Un point à ne pas oublier toutefois : exonération d’impôt ne veut pas dire exonération totale. Les sommes et les gains restent soumis aux prélèvements sociaux. Et si vous choisissez de percevoir directement une prime plutôt que de la placer, elle redevient imposable comme un revenu. L’avantage fiscal récompense donc le fait d’épargner, pas seulement de toucher.

Comment accéder à mon compte d’épargne salariale CIC ?

Via l’espace en ligne dédié à l’épargne salariale, avec les identifiants reçus à l’ouverture du compte.
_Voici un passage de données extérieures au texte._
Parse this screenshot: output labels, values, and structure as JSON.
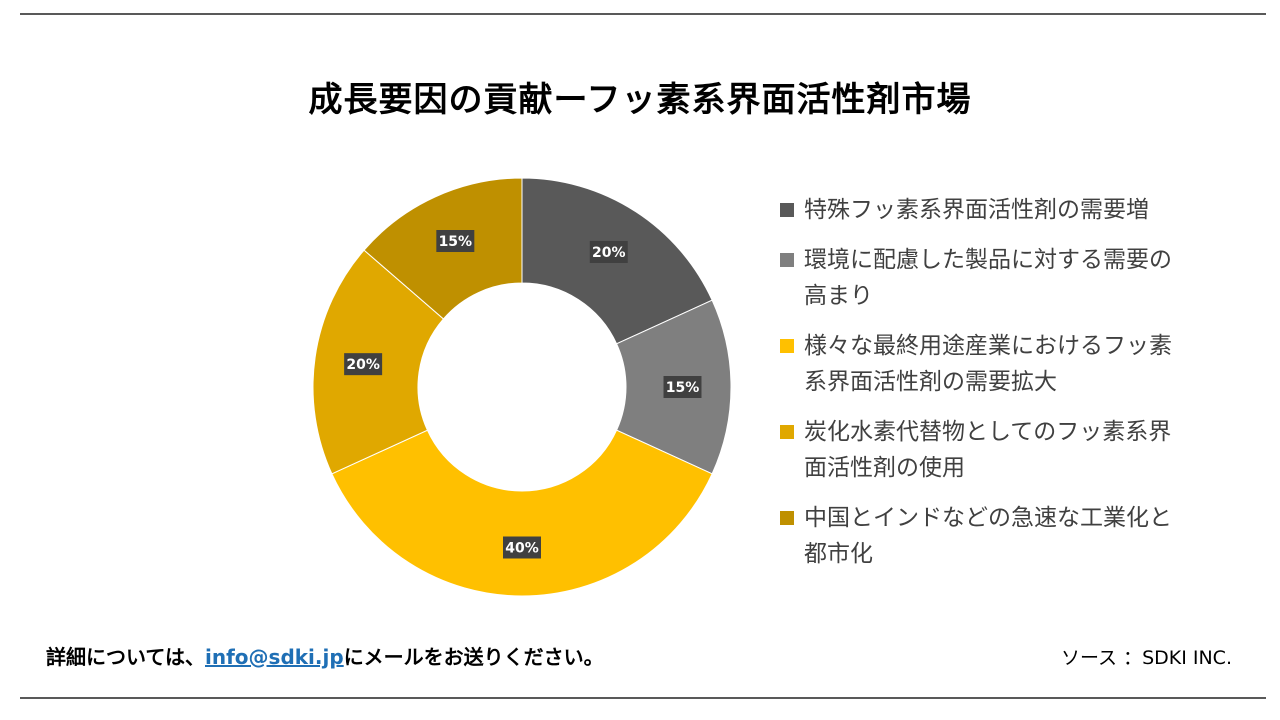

On y consulte ses avoirs et on y effectue versements et arbitrages.

Quand puis-je récupérer mon épargne salariale ?

À l’échéance de blocage (cinq ans pour un PEE, la retraite pour un PER collectif), ou plus tôt dans les cas de déblocage anticipé prévus par la loi, comme l’achat de la résidence principale ou le mariage.

Quelle différence entre un PEE et un PER d’entreprise ?

Le PEE est une enveloppe à moyen terme, bloquée cinq ans en principe. Le PER d’entreprise collectif est orienté retraite : l’argent y reste jusqu’au départ en retraite, sauf cas particuliers, avec sortie en capital ou en rente.

L’épargne salariale est-elle imposable ?

Les sommes placées issues de l’intéressement et de la participation sont exonérées d’impôt sur le revenu sous conditions, tout comme les gains à la sortie. Elles restent soumises aux prélèvements sociaux. Une prime perçue directement, elle, est imposable.

L’épargne salariale au CIC se résume à une idée : la banque tient le compte, mais c’est l’accord d’entreprise et vos propres arbitrages qui font le reste. Autant les connaître.